My keyboard doesn't have "M" & "n" - some typos!
Forgot to indicate whether I wished to have my name published (or indeed include my address etc.) - kind of hoping they'll come back to me on that!


*"Research priorities -
1) Genetics -
  • whole genome sequencing to look for rare variants. Possibly a family study i.e. families with more than 1 member affected and at least one severe;
  • GWAS - depending on outcome of DecodeME. Experience from e.g. dementia indicates that large studies may be required to find target genes.

2) Immunology -
Maureen Hason's talk i.e.
  • indicating the need to look at other cell types e.g. monocytes.

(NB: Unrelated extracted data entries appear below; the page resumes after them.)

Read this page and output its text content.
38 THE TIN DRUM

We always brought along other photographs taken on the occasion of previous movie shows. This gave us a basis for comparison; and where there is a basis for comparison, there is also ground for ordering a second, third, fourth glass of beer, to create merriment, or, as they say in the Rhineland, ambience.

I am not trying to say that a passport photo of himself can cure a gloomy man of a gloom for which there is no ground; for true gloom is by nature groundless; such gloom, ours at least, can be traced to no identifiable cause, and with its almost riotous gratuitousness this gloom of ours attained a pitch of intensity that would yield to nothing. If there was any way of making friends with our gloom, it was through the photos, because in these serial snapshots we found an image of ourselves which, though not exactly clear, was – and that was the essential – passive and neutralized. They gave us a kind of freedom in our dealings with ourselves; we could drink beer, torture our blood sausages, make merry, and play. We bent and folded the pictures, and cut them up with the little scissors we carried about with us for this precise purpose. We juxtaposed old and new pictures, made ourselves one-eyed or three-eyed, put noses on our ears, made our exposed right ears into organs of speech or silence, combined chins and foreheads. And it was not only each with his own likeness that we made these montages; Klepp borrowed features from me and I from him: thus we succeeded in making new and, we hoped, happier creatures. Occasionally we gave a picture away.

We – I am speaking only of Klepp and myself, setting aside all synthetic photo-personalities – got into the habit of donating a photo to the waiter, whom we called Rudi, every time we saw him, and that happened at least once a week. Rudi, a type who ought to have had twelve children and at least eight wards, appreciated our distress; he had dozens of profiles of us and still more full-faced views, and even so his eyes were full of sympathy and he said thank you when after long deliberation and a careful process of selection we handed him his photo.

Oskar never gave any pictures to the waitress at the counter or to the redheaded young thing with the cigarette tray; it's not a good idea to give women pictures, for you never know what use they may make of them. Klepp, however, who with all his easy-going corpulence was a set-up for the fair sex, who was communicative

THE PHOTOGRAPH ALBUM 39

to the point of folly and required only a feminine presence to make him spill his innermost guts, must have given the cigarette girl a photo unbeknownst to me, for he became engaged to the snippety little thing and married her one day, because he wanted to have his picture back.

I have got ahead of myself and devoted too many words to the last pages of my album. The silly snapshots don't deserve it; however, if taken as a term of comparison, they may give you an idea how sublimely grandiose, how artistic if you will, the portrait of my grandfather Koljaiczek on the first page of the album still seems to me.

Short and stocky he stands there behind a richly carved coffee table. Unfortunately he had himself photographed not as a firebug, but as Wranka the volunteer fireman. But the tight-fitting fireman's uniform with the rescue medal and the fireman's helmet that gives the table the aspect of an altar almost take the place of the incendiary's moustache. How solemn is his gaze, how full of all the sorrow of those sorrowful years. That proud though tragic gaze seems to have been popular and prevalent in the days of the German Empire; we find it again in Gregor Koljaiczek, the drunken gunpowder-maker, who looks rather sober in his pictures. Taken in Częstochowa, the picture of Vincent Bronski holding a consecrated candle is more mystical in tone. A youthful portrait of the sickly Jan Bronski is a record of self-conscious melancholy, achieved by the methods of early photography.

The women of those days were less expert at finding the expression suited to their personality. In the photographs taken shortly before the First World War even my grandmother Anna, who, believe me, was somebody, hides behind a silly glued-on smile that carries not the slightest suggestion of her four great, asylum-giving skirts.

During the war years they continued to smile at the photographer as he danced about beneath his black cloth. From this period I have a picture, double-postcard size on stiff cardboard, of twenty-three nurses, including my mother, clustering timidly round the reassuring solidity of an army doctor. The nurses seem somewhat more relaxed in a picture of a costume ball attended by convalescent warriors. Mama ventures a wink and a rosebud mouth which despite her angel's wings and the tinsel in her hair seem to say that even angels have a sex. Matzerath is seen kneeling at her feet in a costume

I think Professor Joatha Edwards has said [Science 4 ME] that B-cells have been extensively studied and not much found;
  • Platelets seem to be different in ME/CFS [Hason].

3) Metabolism -
  • Raman spectroscopy may provide a diagnostic tool and appears to be a useful research tool e.g. differentiating ME/CFS from other illnesses ad identifying compounds which contribute to those differences (amino acids);
  • as highlighted by Vicky Whitteore, major gaps in metabolic coverage, run in parallel with Raman spectroscopy these see to be routes to potentially identify abnormalities which could be used for diagnosis and providing insight into disease mechanism.
  • As highlighted by the speaker from Jackson - need to use currently available immunological techniques and combine these with metabolics - that may yield insight into areas to focus research.